What strategies can be employed to optimize concurrency and scaling in AWS Lambda?
- Horizontal scaling
- Manual scaling
- Provisioning concurrency
- Vertical scaling
Provisioning concurrency allows you to allocate a set number of execution environments, ensuring consistent performance and reducing cold start times in AWS Lambda.
What are some limitations to consider when designing highly concurrent AWS Lambda applications?
- Account-level concurrency limits
- Cold start latency
- Event source limits
- Resource contention
AWS Lambda imposes account-level concurrency limits, which can restrict the maximum number of concurrent executions across all functions in the account, requiring careful planning and monitoring.

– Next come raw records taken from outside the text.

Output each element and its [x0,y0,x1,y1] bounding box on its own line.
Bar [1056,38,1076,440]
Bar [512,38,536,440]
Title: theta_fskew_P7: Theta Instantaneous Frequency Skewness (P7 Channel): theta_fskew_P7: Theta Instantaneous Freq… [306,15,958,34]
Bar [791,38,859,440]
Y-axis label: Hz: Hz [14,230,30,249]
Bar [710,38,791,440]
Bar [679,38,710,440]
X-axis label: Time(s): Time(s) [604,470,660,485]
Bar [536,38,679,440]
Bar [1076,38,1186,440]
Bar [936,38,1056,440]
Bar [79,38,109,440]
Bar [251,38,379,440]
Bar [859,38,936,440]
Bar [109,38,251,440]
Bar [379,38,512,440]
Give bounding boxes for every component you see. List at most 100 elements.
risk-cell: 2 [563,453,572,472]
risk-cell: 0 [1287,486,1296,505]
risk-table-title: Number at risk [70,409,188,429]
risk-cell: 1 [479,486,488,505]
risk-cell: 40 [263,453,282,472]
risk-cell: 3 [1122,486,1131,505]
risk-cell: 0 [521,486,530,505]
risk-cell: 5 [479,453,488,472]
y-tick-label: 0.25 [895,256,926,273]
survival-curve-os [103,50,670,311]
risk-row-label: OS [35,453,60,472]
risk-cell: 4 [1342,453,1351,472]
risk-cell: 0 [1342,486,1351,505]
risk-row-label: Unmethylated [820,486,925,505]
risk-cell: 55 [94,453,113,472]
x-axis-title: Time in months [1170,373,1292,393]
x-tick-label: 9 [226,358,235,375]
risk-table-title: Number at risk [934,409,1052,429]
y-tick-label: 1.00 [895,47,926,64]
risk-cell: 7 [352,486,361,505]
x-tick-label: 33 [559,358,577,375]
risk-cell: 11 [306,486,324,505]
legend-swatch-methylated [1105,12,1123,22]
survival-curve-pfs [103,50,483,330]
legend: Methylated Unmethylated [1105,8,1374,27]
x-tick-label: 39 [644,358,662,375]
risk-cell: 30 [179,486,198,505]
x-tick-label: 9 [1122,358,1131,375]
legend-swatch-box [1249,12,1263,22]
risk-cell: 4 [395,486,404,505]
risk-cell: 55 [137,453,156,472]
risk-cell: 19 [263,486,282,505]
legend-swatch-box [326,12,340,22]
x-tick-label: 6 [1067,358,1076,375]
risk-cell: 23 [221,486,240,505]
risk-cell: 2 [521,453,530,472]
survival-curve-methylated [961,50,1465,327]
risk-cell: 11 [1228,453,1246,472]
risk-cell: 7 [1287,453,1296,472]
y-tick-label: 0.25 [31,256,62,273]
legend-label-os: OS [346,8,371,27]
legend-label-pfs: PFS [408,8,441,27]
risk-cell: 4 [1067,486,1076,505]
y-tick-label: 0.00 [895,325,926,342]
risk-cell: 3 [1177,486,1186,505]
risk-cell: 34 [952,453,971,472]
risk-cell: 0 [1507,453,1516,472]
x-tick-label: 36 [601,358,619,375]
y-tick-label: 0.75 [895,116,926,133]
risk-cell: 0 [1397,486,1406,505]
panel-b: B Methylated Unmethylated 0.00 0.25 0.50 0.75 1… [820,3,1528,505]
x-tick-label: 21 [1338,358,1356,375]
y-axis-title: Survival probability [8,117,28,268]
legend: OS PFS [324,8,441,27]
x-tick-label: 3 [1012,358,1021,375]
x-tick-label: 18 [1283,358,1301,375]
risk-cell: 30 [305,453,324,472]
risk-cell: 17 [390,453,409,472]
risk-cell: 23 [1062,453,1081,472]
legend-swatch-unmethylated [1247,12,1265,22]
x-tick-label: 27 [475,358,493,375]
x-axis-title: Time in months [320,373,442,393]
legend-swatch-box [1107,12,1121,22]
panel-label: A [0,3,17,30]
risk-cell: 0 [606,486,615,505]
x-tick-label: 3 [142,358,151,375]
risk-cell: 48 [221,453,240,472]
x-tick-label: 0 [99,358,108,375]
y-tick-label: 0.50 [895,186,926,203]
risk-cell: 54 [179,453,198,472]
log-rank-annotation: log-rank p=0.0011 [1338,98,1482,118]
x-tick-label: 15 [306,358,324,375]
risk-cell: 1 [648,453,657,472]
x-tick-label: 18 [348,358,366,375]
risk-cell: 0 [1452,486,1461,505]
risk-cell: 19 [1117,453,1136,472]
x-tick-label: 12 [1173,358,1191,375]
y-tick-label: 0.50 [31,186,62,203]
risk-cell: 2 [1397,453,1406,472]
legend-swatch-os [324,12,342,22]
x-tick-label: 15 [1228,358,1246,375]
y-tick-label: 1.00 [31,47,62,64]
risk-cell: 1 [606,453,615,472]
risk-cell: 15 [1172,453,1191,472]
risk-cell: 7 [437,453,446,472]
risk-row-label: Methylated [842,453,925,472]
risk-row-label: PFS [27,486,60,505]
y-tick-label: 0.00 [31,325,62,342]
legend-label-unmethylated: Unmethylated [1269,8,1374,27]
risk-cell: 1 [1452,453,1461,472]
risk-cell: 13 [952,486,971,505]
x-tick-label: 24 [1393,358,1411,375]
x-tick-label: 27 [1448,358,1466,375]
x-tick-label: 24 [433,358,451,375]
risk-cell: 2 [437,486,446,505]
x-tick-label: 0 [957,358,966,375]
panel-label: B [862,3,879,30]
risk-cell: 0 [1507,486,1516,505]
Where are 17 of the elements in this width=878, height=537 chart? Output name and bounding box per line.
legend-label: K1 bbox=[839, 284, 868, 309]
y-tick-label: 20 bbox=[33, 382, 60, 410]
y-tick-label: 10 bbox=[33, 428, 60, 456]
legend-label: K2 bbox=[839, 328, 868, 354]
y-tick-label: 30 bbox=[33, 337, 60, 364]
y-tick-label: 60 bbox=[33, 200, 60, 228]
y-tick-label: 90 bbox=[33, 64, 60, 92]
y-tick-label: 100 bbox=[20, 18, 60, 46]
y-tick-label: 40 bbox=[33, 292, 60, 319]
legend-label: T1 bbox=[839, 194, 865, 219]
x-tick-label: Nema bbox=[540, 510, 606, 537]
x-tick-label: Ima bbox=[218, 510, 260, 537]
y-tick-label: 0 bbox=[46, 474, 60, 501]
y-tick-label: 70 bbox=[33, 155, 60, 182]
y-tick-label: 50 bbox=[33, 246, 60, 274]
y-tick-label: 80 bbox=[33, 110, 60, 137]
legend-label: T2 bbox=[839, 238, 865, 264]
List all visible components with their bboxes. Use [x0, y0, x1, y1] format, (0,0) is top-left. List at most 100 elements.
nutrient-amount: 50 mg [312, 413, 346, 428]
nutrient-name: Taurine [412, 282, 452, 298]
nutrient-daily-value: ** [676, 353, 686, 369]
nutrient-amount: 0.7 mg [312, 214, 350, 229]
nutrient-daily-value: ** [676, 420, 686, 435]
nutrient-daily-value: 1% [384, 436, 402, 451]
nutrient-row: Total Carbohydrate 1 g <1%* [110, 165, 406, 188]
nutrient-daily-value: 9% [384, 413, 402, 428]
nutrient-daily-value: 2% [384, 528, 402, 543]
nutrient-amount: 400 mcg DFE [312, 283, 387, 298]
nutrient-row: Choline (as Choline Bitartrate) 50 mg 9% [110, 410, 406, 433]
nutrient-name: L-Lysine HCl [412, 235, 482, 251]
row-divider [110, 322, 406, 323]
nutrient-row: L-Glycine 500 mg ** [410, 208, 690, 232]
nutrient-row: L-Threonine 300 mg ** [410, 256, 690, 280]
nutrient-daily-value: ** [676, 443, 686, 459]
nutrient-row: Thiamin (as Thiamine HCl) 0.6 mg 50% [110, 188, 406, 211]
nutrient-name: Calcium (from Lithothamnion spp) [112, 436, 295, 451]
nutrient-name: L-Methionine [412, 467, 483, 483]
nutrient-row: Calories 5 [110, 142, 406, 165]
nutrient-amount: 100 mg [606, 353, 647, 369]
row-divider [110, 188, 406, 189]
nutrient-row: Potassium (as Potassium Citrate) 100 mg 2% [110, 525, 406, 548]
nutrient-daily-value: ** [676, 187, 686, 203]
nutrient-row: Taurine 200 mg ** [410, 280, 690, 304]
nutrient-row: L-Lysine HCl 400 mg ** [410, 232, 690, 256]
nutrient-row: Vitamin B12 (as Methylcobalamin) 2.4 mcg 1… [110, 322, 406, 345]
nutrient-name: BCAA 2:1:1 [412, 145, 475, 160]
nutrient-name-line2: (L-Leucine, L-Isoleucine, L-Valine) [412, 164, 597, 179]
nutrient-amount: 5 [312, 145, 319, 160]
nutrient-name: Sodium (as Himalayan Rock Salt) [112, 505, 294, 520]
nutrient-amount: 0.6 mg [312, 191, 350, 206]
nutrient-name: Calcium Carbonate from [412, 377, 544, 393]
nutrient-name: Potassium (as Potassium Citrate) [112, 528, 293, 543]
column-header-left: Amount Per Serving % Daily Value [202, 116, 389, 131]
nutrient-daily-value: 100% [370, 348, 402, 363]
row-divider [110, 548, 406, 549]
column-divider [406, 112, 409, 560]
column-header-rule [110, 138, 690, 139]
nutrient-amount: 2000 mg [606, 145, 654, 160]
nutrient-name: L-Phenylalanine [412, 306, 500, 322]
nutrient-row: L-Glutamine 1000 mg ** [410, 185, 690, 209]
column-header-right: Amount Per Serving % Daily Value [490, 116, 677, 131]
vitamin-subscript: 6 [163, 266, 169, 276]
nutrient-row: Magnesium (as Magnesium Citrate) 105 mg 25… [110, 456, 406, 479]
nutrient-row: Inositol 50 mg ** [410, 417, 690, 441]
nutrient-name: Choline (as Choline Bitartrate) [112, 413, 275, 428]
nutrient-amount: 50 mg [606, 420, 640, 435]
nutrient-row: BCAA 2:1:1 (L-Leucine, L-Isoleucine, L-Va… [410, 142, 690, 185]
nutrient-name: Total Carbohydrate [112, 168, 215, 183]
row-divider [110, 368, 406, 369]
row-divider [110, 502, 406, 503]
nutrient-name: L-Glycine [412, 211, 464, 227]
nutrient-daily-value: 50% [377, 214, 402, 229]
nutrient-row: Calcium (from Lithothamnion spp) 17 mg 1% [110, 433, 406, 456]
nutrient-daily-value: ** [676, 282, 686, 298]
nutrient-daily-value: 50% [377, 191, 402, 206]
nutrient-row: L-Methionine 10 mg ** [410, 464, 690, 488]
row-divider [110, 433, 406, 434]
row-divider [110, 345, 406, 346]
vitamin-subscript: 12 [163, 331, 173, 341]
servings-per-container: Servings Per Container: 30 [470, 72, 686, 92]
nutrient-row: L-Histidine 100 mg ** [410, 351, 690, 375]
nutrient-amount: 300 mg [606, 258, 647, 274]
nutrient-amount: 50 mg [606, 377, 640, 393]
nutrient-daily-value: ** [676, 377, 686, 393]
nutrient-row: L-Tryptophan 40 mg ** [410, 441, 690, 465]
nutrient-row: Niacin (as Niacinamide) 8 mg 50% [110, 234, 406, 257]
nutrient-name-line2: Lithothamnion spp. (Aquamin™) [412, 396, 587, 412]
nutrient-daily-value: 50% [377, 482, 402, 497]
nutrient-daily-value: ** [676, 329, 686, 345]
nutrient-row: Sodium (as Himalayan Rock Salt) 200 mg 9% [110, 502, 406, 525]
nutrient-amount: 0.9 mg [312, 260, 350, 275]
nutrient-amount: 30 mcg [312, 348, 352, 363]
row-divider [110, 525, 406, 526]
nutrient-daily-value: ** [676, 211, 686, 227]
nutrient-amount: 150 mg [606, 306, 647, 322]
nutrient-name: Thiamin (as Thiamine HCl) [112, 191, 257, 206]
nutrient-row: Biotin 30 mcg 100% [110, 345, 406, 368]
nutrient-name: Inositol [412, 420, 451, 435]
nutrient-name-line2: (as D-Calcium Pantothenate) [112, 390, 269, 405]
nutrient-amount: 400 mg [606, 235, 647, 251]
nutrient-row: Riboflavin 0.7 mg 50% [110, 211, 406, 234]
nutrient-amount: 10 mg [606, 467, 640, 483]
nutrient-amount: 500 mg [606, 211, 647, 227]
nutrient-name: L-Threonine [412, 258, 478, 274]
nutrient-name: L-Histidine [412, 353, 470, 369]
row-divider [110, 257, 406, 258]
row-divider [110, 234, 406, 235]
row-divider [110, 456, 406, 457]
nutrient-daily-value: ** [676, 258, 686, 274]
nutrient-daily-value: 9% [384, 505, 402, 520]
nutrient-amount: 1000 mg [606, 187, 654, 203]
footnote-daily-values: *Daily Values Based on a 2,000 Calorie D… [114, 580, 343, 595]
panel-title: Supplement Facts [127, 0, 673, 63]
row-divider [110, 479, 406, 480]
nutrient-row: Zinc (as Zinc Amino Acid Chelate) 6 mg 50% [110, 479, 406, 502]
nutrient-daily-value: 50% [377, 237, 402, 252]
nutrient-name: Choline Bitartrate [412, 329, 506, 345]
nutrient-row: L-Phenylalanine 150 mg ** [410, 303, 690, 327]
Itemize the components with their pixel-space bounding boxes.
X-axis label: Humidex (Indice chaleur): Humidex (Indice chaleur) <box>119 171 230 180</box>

AWS Lambda automatically handles __________, allowing multiple instances of a function to run concurrently.
- Authentication
- Containerization
- Load balancing
- Scaling
AWS Lambda automatically handles scaling, allowing multiple instances of a function to run concurrently.
When designing AWS Lambda functions for high concurrency, it's essential to consider the impact on __________ and resource consumption.
- Cost
- Latency
- Performance
- Security
When designing AWS Lambda functions for high concurrency, it's essential to consider the impact on performance and resource consumption.
AWS Lambda provides __________ concurrency limits per region by default.
- Account-based
- Function-based
- Global
- Region-based
AWS Lambda provides account-based concurrency limits per region by default.
To control concurrency in AWS Lambda, you can set __________ at the function level.
- Execution role
- Memory allocation
- Reserved concurrency
- Timeout duration
Reserved concurrency allows you to limit the number of concurrent executions of a function, helping you control costs and resource utilization in AWS Lambda.
How do Lambda Layers simplify code management in AWS Lambda?
- By allowing shared code and dependencies across multiple functions
- By automating deployment processes
- By optimizing runtime performance
- By restricting access to functions
Lambda Layers simplify code management in AWS Lambda by allowing you to package common code and dependencies separately from your function code, making it easier to update and maintain shared components.
In AWS Lambda, how are Lambda Layers applied to a function?
- By attaching them to a function's configuration
- By configuring networking settings
- By creating separate Lambda functions
- By embedding them in function code
Lambda Layers are applied to a function in AWS Lambda by attaching them to the function's configuration, either via the AWS Management Console, AWS CLI, or AWS SDKs, allowing the function to access the shared code and dependencies during execution.
What are Lambda Layers used for?
- Encrypting data
- Managing database connections
- Sharing code and dependencies across multiple functions
- Storing function logs
Lambda Layers are used in AWS Lambda to share common code, libraries, and dependencies across multiple functions, reducing duplication and improving maintainability.
How can Lambda Layers help in sharing code across multiple Lambda functions?
- By automatically synchronizing code
- By embedding code directly into functions
- By limiting access to code
- By providing a common set of libraries and dependencies
Lambda Layers help in sharing code across multiple Lambda functions by providing a common set of libraries and dependencies that can be reused.